Mein Vater hatte es sich zum Ziel gesetzt, dass ich aus eigener Kraft regiere, und in den darauffolgenden Tagen begann ich, mich damit zu beschäftigen.

Ganz gleich, wie beschäftigt ich bin, warte ich immer auf ihren Rückweg vom Kaiserlichen Arbeitszimmer zum Taiping-Pavillon und erhasche einen Blick auf sie aus der Ferne. Lächelt sie und strahlt ihre Freude, bin ich den ganzen Tag überglücklich und voller Elan; wirkt sie apathisch, bin ich unruhig und habe den ganzen Tag über die wildesten Gedanken.

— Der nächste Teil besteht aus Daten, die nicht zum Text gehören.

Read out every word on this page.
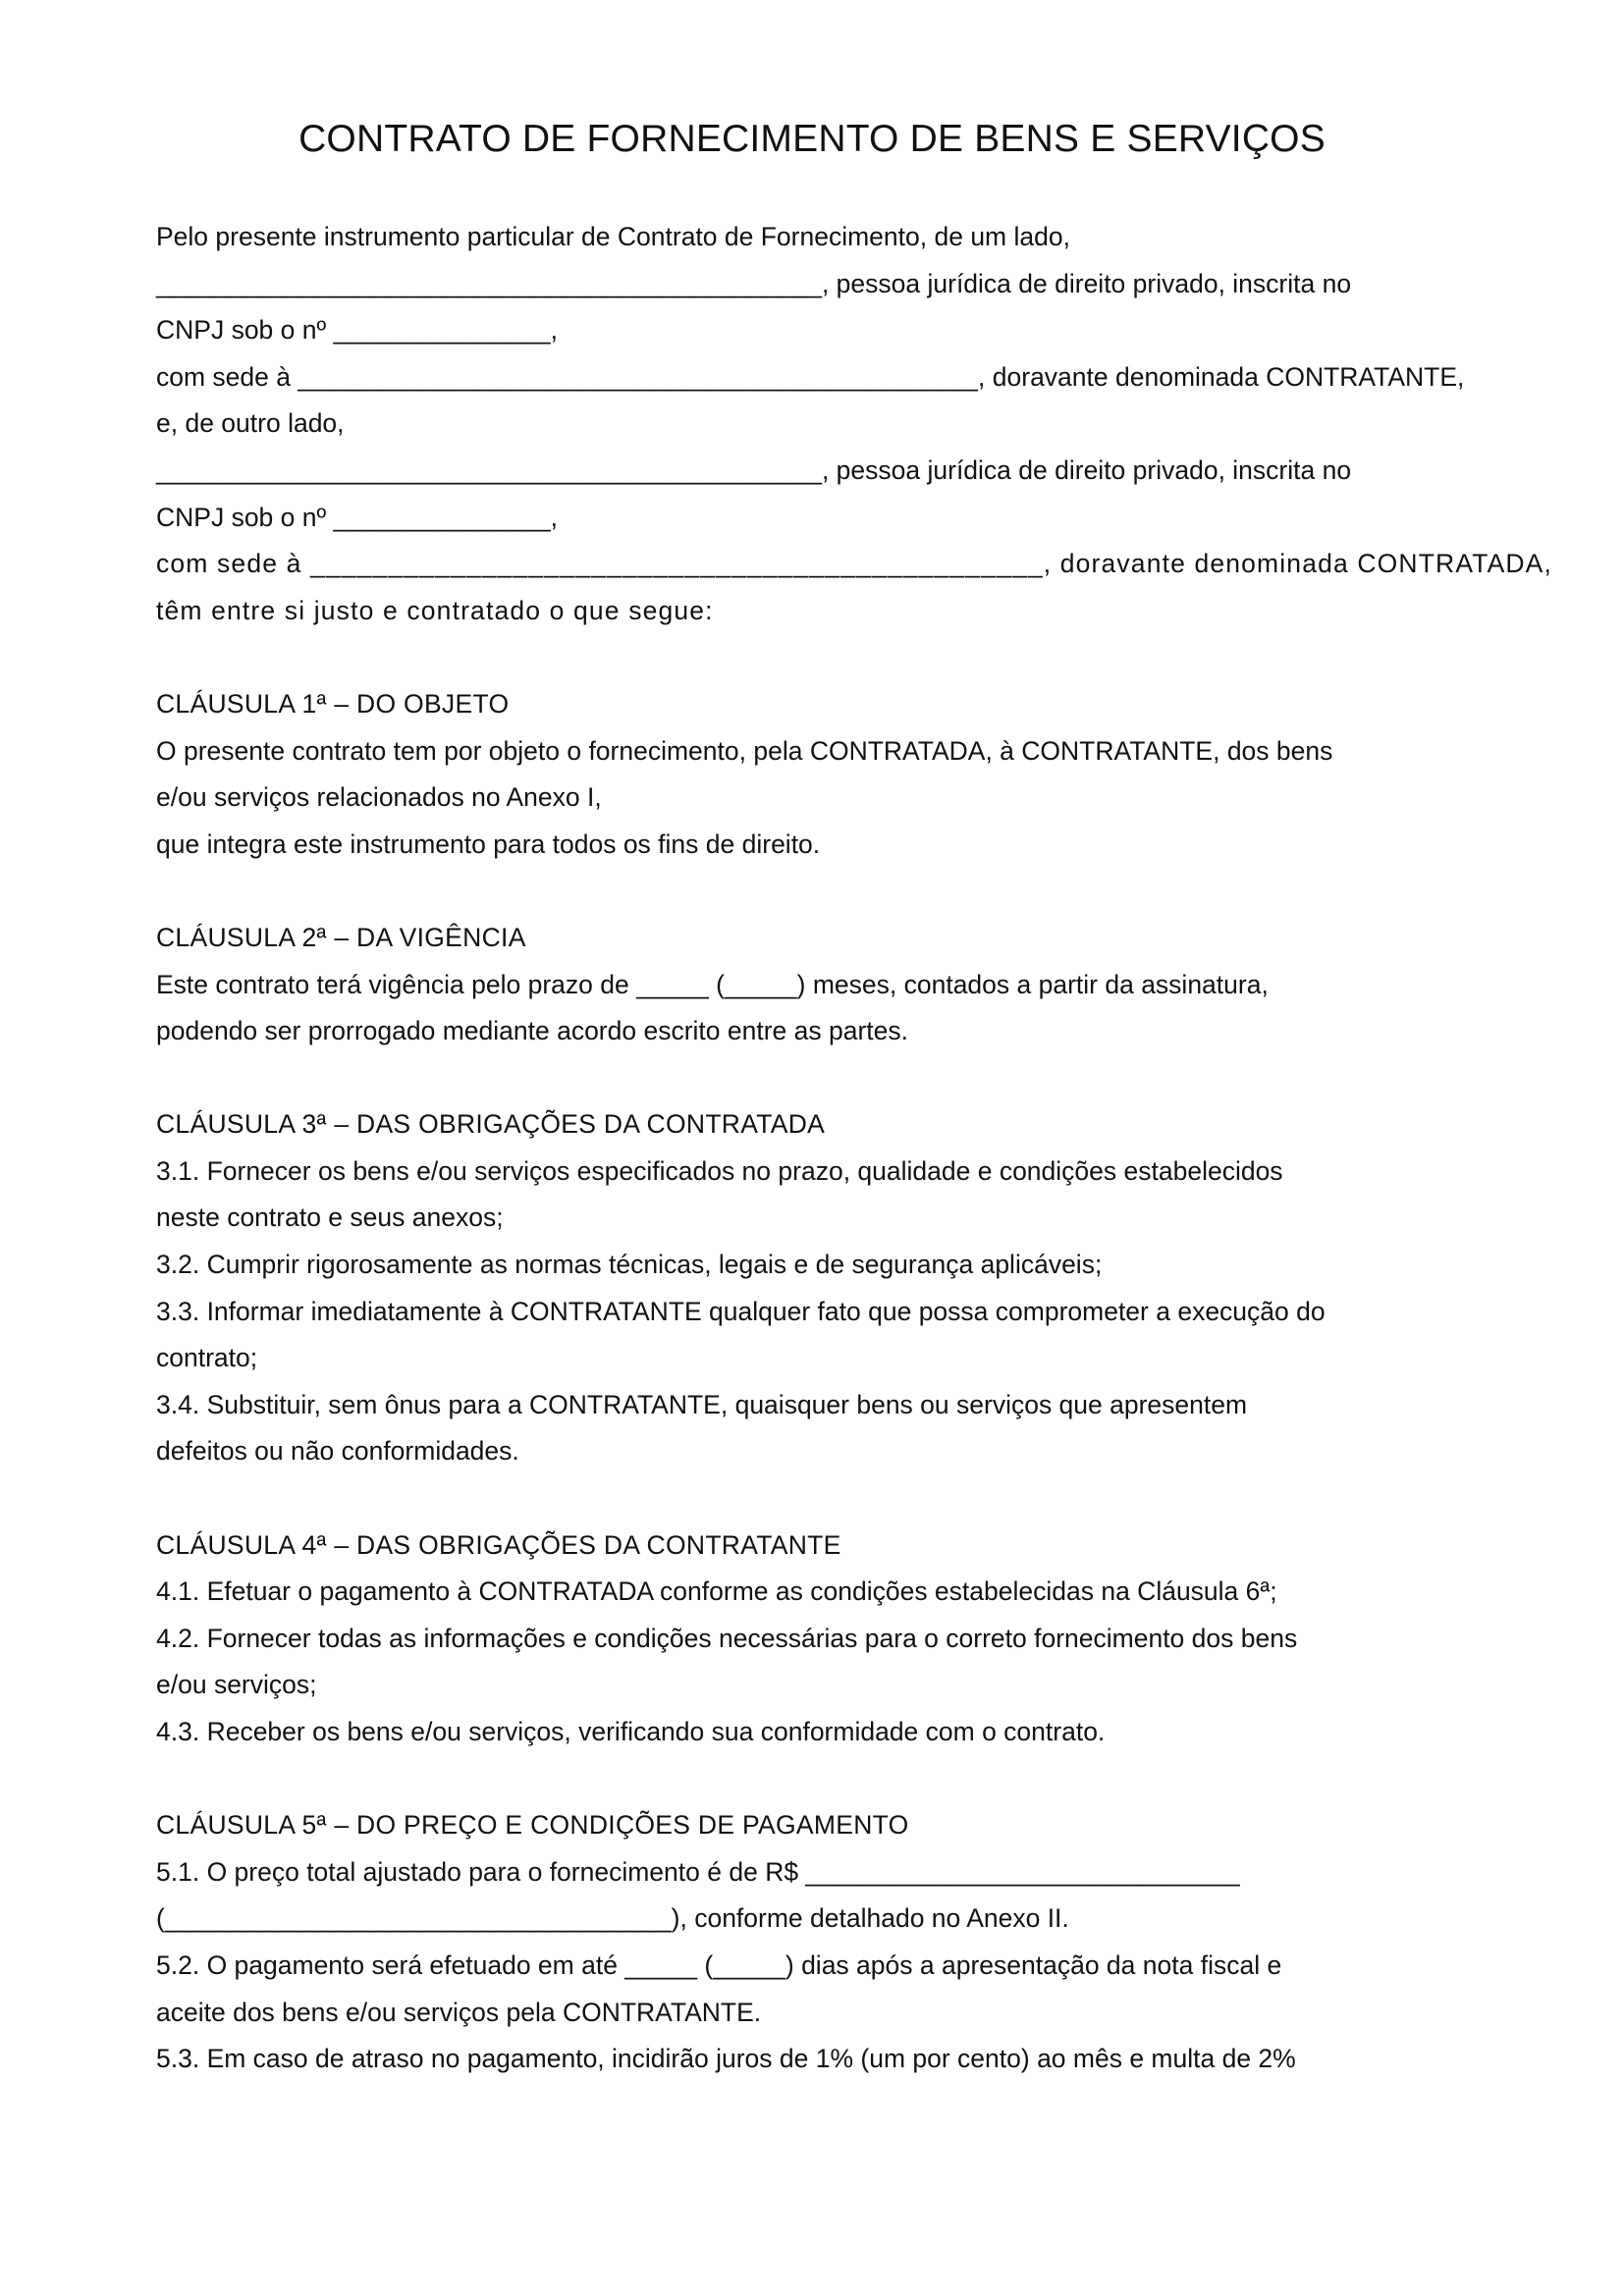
CONTRATO DE FORNECIMENTO DE BENS E SERVIÇOS
Pelo presente instrumento particular de Contrato de Fornecimento, de um lado,
______________________________________________, pessoa jurídica de direito privado, inscrita no
CNPJ sob o nº _______________,
com sede à _______________________________________________, doravante denominada CONTRATANTE,
e, de outro lado,
______________________________________________, pessoa jurídica de direito privado, inscrita no
CNPJ sob o nº _______________,
com sede à _______________________________________________, doravante denominada CONTRATADA,
têm entre si justo e contratado o que segue:
CLÁUSULA 1ª – DO OBJETO
O presente contrato tem por objeto o fornecimento, pela CONTRATADA, à CONTRATANTE, dos bens
e/ou serviços relacionados no Anexo I,
que integra este instrumento para todos os fins de direito.
CLÁUSULA 2ª – DA VIGÊNCIA
Este contrato terá vigência pelo prazo de _____ (_____) meses, contados a partir da assinatura,
podendo ser prorrogado mediante acordo escrito entre as partes.
CLÁUSULA 3ª – DAS OBRIGAÇÕES DA CONTRATADA
3.1. Fornecer os bens e/ou serviços especificados no prazo, qualidade e condições estabelecidos
neste contrato e seus anexos;
3.2. Cumprir rigorosamente as normas técnicas, legais e de segurança aplicáveis;
3.3. Informar imediatamente à CONTRATANTE qualquer fato que possa comprometer a execução do
contrato;
3.4. Substituir, sem ônus para a CONTRATANTE, quaisquer bens ou serviços que apresentem
defeitos ou não conformidades.
CLÁUSULA 4ª – DAS OBRIGAÇÕES DA CONTRATANTE
4.1. Efetuar o pagamento à CONTRATADA conforme as condições estabelecidas na Cláusula 6ª;
4.2. Fornecer todas as informações e condições necessárias para o correto fornecimento dos bens
e/ou serviços;
4.3. Receber os bens e/ou serviços, verificando sua conformidade com o contrato.
CLÁUSULA 5ª – DO PREÇO E CONDIÇÕES DE PAGAMENTO
5.1. O preço total ajustado para o fornecimento é de R$ ______________________________
(___________________________________), conforme detalhado no Anexo II.
5.2. O pagamento será efetuado em até _____ (_____) dias após a apresentação da nota fiscal e
aceite dos bens e/ou serviços pela CONTRATANTE.
5.3. Em caso de atraso no pagamento, incidirão juros de 1% (um por cento) ao mês e multa de 2%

Ich blickte neidisch auf Xile, der jeden Tag bei ihr war, und missmutig auf Junchi, der unzertrennlich von ihr war.

Ehe ich mich versah, war ich besessen davon...

Der Winter ist vorüber und der Frühling ist da; ein Jahr ist wie im Flug vergangen, und der große Sieg an der Grenze ist im ganzen Land ein Grund zum Feiern.

Die Nachricht, dass Zi Yingfeng auf dem Rückweg sei, ließ mich Tag und Nacht nicht schlafen, aus Angst, sie würde am nächsten Tag in die Hauptstadt zurückkehren und sie aus dem Palast holen.

Mein Vater schien meine Sorge zu bemerken, verstand sie aber falsch und glaubte, ich würde mich nur ungern von Xile trennen. Er tröstete mich und sagte: „Wenn mein Sohn sie so sehr mag, werde ich die Macht des ganzen Landes einsetzen, um Prinzessin Xile hier zu behalten.“

Ich lächelte bitter und hilflos. Wäre sie West-Le, müsste ich es nicht ertragen. Wäre sie West-Le, müsste ich ihr nicht heimlich beim Gehen zusehen.

Vater, sie ist Zi Yinfengs einzige Tochter, ein bösartiger Tumor in deinem Herzen, den du so schnell wie möglich loswerden willst. Wie konntest du sie nur ertragen? Wie konntest du sie überhaupt ertragen? In deinem Herzen ist dein Hass auf Zi Yinfeng viel stärker als meiner.